Sunday 8 March 2009

Saturday, 7 March 2009, South Coast

Went to the South Coast today with David Campbell. Our target birds were the great grey shrike in the New Forest, the purple sandpipers at Southsea Castle, the red-breasted goose at West Wittering and the white-fronted goose at Tundry pond.

After a 1 hour 45 min circular walk there was no sign of the shrike! We did, however, see a nice pair of Dartford warblers, a pair of grey wagtails and a lovely male hen harrier. The harrier landed, which gave me a chance to get my camera out. I switched on and pressed the shutter. Nothing happened! I'd taken the battery out last night to charge and it was still on the charger at home! I did have spares in the car - half a mile away!

On to Southsea Castle in Portsmouth where we had better luck. We instantly found the six purple sandpipers on the shore at low tide. This bird was a lifer for me and for David, so we spent some time observing and photographing them. They were quite tame and allowed us to get to within a few metres.

Purple sandpiper, Southsea Castle.

After lunch at the local tea rooms and seeing a goldcrest, we pressed on to West Wittering for the red-breasted goose. We were again lucky. We found the goose very quickly amongst the 1,000 or so Brent geese and it was fairly near the front of the mass so it was possible to see it largely unobstructed by the brents. Another lifer for me.

Red-breasted goose, W. Wittering.
At one point it took flight, did a circuit, and landed much further back. I was not so quick to get some flight shots and it was already quite a way away before I got focus lock on it.

Red-breasted goose in flight.
We noticed that there were no reports of the white-fronted geese that day so we decided to try for the ring-necked duck I had seen at Bordon in January. We arrived at the gravel pits but I wasn't sure of the way. We strayed from the public footpath and the quarry owner (no less) chased us in his tractor to tell us off. Our apology was, thankfully, accepted and he then directed us to the pits where the duck might be. It was there, albeit rather distant. After a few minutes we walked back to the car and came home. I had four year ticks (total 131, or 132 including a barnacle goose) and two lifers.
Ring-necked duck.


  1. Hiya - were you the kind photographer/birder at Holmethorpe Sandpits on Sunday 8 March?

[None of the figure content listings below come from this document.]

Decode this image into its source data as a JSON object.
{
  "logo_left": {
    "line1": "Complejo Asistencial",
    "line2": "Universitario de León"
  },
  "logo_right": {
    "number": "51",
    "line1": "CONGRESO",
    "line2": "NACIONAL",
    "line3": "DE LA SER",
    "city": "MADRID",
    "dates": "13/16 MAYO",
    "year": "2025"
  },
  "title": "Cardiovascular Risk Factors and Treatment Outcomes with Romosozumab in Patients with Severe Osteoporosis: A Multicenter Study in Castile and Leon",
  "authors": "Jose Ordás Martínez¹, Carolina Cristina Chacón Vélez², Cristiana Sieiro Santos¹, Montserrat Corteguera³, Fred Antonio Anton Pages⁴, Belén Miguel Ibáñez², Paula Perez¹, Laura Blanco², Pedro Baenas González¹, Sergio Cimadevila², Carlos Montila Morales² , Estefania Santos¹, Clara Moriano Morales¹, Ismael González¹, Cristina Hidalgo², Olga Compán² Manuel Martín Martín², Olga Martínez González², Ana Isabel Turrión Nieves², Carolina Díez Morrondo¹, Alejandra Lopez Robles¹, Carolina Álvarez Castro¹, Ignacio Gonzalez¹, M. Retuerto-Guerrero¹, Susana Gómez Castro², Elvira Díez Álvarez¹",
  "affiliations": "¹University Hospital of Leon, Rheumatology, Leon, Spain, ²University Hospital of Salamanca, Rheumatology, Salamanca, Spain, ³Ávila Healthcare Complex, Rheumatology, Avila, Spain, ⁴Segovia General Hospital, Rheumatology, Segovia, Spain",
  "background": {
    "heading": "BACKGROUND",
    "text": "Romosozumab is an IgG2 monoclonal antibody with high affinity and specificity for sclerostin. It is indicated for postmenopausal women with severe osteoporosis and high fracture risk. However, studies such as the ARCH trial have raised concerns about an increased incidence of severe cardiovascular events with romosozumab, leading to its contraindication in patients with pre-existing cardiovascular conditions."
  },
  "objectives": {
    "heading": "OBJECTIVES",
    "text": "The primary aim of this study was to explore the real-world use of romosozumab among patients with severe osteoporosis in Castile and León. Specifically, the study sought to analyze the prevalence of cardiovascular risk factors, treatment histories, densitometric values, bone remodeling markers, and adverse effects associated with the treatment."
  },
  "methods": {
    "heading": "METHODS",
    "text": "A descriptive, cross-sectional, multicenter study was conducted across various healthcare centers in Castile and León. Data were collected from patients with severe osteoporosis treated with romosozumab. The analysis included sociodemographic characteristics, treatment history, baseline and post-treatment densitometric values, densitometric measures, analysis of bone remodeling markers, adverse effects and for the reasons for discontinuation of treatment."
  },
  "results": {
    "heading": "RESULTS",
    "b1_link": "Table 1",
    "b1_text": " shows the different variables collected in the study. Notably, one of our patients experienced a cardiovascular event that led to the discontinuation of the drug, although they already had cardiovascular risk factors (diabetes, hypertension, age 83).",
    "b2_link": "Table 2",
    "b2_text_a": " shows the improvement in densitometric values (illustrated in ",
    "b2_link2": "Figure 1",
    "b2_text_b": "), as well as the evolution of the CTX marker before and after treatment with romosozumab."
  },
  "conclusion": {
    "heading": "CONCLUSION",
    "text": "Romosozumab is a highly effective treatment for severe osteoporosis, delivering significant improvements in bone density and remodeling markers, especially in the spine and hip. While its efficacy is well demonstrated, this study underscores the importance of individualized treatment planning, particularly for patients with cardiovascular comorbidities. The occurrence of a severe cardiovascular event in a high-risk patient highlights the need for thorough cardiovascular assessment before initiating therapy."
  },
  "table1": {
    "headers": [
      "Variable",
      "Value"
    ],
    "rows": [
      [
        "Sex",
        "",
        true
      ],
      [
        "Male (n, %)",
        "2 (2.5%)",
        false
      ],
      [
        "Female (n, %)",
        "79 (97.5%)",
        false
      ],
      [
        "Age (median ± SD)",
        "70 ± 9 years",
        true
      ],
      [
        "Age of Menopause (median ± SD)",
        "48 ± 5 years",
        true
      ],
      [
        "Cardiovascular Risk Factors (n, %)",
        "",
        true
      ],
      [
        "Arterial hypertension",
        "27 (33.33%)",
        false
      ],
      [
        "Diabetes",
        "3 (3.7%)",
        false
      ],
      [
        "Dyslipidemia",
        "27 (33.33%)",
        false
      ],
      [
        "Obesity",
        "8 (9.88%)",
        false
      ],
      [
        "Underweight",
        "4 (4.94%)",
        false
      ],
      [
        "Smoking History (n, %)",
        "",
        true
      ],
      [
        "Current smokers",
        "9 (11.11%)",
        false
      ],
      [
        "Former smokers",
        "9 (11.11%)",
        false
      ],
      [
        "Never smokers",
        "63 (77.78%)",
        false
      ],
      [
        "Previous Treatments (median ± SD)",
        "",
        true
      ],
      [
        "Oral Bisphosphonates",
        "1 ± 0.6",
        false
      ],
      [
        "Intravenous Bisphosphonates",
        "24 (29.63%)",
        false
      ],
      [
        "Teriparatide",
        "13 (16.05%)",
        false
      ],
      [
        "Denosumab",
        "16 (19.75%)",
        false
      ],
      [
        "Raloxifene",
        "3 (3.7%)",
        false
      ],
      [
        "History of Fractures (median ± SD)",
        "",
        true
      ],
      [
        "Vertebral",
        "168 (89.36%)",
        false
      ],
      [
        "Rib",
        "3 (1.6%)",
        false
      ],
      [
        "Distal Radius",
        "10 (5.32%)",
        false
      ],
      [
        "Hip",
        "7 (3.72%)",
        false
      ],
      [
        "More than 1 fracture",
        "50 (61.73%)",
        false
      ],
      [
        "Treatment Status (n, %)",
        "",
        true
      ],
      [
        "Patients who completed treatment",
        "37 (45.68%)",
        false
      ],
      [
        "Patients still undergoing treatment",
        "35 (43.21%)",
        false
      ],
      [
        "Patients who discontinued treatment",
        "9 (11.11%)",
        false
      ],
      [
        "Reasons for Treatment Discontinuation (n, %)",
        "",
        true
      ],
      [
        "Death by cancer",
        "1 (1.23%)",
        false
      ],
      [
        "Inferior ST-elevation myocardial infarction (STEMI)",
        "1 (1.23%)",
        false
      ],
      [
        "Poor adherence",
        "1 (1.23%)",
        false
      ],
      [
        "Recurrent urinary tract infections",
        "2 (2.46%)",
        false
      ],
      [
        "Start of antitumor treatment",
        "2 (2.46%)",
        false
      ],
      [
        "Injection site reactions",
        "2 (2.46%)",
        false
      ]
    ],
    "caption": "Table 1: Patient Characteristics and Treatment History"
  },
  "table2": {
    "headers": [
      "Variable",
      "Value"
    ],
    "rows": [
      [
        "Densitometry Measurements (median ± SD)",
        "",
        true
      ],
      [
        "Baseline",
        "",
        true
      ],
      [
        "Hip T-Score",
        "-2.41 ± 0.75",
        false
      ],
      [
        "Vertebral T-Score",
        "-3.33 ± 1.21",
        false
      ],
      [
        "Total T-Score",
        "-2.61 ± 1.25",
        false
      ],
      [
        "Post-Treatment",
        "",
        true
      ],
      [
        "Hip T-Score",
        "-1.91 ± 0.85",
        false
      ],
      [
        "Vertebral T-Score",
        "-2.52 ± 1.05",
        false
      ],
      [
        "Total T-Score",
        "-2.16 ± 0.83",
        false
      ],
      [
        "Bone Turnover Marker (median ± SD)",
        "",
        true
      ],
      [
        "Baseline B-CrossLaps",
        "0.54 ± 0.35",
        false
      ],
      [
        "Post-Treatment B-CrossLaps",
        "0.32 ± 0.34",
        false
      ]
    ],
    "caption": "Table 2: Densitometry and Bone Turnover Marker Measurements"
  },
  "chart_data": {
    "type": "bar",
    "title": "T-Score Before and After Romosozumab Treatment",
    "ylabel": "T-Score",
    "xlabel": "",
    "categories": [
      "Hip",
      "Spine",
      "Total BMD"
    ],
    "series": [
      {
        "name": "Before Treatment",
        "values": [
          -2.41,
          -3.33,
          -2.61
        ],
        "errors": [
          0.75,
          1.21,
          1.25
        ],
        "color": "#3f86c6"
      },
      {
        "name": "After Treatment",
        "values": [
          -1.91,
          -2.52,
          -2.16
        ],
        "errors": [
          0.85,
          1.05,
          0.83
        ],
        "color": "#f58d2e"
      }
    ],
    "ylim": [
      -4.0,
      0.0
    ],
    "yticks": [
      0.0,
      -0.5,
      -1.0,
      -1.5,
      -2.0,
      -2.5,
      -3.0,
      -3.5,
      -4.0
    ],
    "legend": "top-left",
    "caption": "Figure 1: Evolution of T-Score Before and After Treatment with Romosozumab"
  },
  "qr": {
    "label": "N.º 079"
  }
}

  2. Some great sightings there; and what bad luck with the Hen Harrier.

  3. Hi, Tricia, Yes, that was me. I hope that wasn't bad for you in the sense that you'll want to get one of those lenses now! Looked at your blog and your photos are good. Keep at it. Regards, Phil.

  4. Holdingmoments, thanks for your visit and your comments. Yes, it was one those moments with the Hen Harrier when you want to kick yourself. Ah, well. That's life.
    Regards, Phil.

  5. Hi Phil - no it wasn't bad; it was terrible Lol - I'd really love one but I know it would be too heavy to carry about. I can't go for a walk without the camera so.....

  6. Good stuff Phil. Thanks for taking me it was a brill day. David.